Molality of solution = Moles of solute (glycerol)/ Mass of solvent (water) in kg

                                    = 2.0 mol/ 0.800 kg

                                    = 2.5 mol/ kg

                                    = 2.5 m

Now, using dT_f = i K_f m                     - equation 1

            where, i = Van’t Hoff factor = 1 for non-dissociating solutes

                        K_f = molal freezing point depression constant of the solvent

                        m = molality of the solution

                        dT_f = Freezing point of pure solvent – Freezing point of solution

                                    = freezing point depression

Putting the values in equation 1-

            dTf = 1 x (1.86⁰C/ m) x 2.5 m = 4.65⁰C

Thus, freezing point depression of resultant solution = 4.65⁰C

Ans. 2. Let the molar mass of the substance by Y g/mol.

Number of moles of substance = Mass/ molar mass

                                                = 42.50 g/ (Y g/mol)

                                                = (42.50/Y) mol

Molality of solution = Moles of solute / Mass of solvent in kg

                                                = (42.50/Y) mol / 0.400 kg

                                                = (106.25/ Y) m

Given, dTb = 2.26⁰C             ; Kb = 2.82⁰C/m

Now, using dT_b = i K_b m                    - equation 2

            where, i = Van’t Hoff factor = 1 for non-dissociating solutes

                        K_b = molal boiling point elevation constant of the solvent

                        m = molality of the solution

                        dT_f = boiling point elevation

It’s assumed that the substance is non-ionizing.

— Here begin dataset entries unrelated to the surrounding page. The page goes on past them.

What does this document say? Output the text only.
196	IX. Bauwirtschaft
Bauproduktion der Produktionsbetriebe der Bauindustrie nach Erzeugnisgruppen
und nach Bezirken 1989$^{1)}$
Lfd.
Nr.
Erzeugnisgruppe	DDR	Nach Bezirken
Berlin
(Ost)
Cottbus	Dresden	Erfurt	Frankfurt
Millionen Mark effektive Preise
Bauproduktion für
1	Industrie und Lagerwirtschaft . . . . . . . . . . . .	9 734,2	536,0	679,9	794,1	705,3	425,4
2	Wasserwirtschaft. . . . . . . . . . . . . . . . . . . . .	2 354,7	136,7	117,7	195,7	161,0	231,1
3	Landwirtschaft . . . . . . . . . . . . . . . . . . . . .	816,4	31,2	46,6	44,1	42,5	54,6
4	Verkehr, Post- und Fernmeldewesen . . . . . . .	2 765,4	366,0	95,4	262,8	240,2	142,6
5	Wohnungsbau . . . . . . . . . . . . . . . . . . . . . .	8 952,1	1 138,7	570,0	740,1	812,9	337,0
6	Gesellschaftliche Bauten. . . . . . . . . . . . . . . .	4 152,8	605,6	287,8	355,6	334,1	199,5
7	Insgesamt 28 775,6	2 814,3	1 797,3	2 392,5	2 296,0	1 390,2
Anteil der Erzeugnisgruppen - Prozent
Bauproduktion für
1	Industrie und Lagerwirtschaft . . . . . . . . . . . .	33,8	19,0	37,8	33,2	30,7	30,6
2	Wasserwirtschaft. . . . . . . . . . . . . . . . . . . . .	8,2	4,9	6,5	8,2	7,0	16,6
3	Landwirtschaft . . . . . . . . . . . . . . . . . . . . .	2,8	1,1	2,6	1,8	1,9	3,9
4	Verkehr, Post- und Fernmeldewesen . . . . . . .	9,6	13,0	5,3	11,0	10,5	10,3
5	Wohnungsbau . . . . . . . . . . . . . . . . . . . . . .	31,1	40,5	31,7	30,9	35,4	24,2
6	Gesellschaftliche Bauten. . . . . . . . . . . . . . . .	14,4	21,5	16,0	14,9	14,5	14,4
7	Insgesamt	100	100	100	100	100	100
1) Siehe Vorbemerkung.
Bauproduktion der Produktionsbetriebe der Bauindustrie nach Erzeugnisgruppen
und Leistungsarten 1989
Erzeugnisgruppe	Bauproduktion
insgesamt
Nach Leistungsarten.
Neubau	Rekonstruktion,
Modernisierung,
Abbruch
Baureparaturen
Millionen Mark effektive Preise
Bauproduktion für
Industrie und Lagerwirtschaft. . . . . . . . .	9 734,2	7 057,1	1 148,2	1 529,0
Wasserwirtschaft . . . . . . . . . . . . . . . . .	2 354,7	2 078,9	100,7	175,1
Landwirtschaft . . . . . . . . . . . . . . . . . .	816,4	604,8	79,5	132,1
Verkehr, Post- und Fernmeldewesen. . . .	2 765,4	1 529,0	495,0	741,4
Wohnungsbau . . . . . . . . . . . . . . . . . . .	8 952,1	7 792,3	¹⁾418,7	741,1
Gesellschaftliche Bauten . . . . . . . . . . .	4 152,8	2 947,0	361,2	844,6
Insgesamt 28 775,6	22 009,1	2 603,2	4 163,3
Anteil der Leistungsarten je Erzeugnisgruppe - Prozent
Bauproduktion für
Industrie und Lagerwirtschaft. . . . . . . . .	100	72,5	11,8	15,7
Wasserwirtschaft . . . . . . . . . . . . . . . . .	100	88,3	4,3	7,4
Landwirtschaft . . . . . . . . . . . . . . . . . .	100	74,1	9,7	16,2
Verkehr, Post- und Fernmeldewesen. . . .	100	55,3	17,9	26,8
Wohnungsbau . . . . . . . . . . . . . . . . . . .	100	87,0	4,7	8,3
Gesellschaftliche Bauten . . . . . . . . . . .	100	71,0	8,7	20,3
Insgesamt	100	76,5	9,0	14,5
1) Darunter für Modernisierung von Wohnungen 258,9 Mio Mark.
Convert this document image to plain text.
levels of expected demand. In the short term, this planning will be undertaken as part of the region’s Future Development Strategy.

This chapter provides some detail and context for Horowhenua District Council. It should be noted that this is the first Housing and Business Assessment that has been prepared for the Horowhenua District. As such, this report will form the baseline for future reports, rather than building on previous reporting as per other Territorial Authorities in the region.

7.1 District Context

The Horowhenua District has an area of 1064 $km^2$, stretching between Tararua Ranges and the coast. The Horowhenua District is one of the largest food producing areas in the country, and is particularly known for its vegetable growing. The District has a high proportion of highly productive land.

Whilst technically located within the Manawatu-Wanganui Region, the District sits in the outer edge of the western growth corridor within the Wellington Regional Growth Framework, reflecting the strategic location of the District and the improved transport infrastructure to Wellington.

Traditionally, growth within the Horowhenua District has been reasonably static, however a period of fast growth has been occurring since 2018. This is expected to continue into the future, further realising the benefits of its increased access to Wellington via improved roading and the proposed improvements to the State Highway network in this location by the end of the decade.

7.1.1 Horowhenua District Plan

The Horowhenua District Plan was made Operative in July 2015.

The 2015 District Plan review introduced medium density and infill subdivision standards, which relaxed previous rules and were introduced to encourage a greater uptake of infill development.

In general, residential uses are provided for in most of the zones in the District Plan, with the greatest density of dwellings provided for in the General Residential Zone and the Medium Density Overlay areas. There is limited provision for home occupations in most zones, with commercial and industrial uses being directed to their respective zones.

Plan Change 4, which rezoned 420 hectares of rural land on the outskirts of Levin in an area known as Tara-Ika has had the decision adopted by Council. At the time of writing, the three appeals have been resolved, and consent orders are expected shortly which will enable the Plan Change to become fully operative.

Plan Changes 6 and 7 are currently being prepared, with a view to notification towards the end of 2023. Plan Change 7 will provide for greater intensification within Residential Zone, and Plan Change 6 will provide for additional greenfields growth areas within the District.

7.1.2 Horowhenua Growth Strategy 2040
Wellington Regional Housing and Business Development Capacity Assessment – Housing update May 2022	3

Putting the values in equation 2-

            2.62⁰C = 1 x (2.82⁰C/m) x (106.25/ Y) m

            Or, 2.62 = 299.625 / Y

            Or, Y = 299.625/ 2.62 = 114.36

Hence, molar mass of the substance = Y g/mol = 114.36 g/mol

Ans. 3. Moles of KNO3 = mass / Molar mass

                                    = 78.0 g/ (101.10 g/ mol)

                                    = 0.7715 mol

Mass of solvent = 350.0 g = 0.350 kg          ; [assuming density of water is 1.000 g/mL]

Now,

Molality of solution = Moles of KNO3/ mass (in kg) of solvent

                                    = 0.7715 mol / 0.350 kg

                                    = 2.20 mol/kg

                                    = 2.2 m